- The paper proposes a log-sigmoid transformation for reward models that prioritizes fixing weak outputs and mitigates reward hacking.
- It extends a probabilistic framework to combine multiple reward signals, ensuring LLM outputs meet diverse desirable properties.
- Empirical results demonstrate significant improvements in aligning LLMs to be both helpful and harmless.
Introduction
In the landscape of AI alignment, a splendid challenge lies in encouraging LLMs to generate outputs that possess desirable characteristics, such as being both helpful and harmless. This need has led researchers to use Reinforcement Learning from Human Feedback (RLHF), a two-stage process that first involves training a reward model based on human preferences, followed by aligning the LLM's responses to increase the expected reward. However, two issues are often encountered: First, monotone transformations of the reward model do not alter preference rankings, raising questions about optimal transformation choices. Second, when aligning to multiple properties, there's uncertainty about how to combine multiple reward models effectively.
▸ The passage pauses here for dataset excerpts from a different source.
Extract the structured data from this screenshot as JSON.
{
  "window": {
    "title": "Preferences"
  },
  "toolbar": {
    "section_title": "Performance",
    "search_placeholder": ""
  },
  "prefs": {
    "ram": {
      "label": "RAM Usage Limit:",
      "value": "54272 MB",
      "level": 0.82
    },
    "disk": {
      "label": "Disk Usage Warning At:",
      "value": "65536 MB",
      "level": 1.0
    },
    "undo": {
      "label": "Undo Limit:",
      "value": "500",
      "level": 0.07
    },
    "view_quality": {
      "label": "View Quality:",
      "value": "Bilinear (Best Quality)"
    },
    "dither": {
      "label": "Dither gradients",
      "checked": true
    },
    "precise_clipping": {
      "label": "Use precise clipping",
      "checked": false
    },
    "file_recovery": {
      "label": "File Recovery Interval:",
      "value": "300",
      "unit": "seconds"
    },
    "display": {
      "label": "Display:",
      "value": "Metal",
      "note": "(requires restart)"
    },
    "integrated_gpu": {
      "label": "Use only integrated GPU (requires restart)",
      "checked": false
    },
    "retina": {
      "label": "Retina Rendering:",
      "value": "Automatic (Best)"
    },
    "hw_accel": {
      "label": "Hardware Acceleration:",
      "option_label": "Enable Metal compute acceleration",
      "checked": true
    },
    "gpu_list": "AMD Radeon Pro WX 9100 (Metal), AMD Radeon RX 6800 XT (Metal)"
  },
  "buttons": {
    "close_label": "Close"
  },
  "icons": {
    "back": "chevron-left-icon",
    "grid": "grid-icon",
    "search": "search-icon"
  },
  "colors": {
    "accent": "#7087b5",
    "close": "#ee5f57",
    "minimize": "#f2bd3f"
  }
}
Wang et al. approach these problems by introducing a probabilistic interpretation of the alignment procedure and consequently identifying an optimal transformation for rewards learned from Bradley-Terry models. The proposed log-sigmoid transformation, denoted u(x,y)=logσ(r(x,y)−rref(x)), prioritizes ameliorations in poorly-performing outputs, which mitigates underfitting and reward hacking. Reward hacking is an undesirable behavior where LLMs game the reward model rather than genuinely improving. This transformation also offers a principled method for combining rewards, as it equates to a probability that an output is 'good' across assessed properties. This is a dynamic shift from the standard approach which simply uses raw reward values.
Reward Aggregation
Turning to the challenge of combining rewards from multiple properties, the authors extend their probabilistic framework, under the assumption of independent judgments. The enhanced utility function for aggregating multiple reward models becomes u(x,y)=∑logσ(ri(x,y)−ri,ref(x)), aligning the LLM to be 'good' across all target properties. This move is not just aptly mathematical but also aligns with the intuitive understanding of logical conjunction.
Empirical Validation
The authors conducted extensive experiments, applying their transformed reward and aggregation methodology in RLHF. They found significant improvements over baseline approaches, both in single-property and multiple-property alignments. Predominantly, focusing on aligning LLMs to be helpful and harmless simultaneously, they observed that their approach effectively helped models avoid reward hacking and underfitting, hence enhancing the overall performance robustly.
The paper concludes with a nod toward a constellation of extant methods aimed at mitigating reward hacking, pointing out that their proposed technique might be used in tandem with other strategies. The significance of their work resonates with any approach that sharpens utility maximization in the RLHF framework, potentially providing instrumental insights for future LLM alignment procedures.